Un’opinione fortemente
polarizzata e un sistema comunicativo frammentato non possono che favorire la
paralisi politica e mettere in pericolo l’edificio democratico. Un’opinione
pubblica frammentata, la polarizzazione e l’estremismo rendono infatti sempre
più difficile il dialogo tra le forze politiche, tanto che diventa quasi
impossibile affrontare molte questioni fondamentali. Per scongiurare questi
rischi, Sunstein indica alcune soluzioni che potrebbero arginare la
frammentazione dei sistemi informativi. Per esempio sostiene la necessità di
reintrodurre un margine di ‘casualità’ nel tipo di informazione in cui un
individuo può imbattersi. E auspica il rafforzamento di quelle esperienze
comuni capaci di coinvolgere l’intera comunità e dunque di rompere le «bolle»

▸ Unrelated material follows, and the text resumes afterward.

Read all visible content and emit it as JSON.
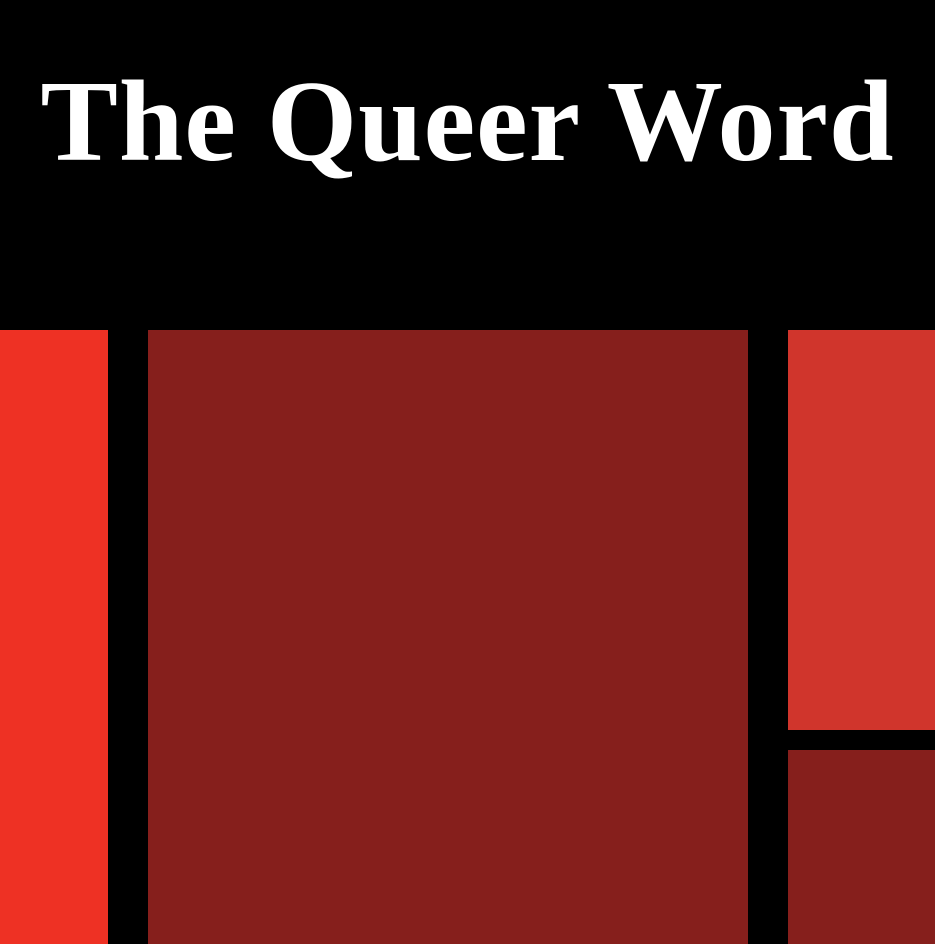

costruite dai filtri che ci circondano. Benché Sunstein si voglia tenere ben
lontano dal pessimismo e dalla nostalgia di un passato mitizzato, è però evidente
che simili rimedi finiscono con l’apparire piuttosto ingenui. Se davvero, come
è probabile, l’ambiente mediale procede nella direzione indicata da Sunstein,
queste soluzioni non sembrano infatti neppure poter scalfire la scorza più
superficiale dei bozzoli informativi. Proprio per questo l’avvento della bubble democracy – che per molti versi è
già una realtà – richiede l’invenzione di ben altri strumenti. E forse anche
una buona dose di immaginazione politica.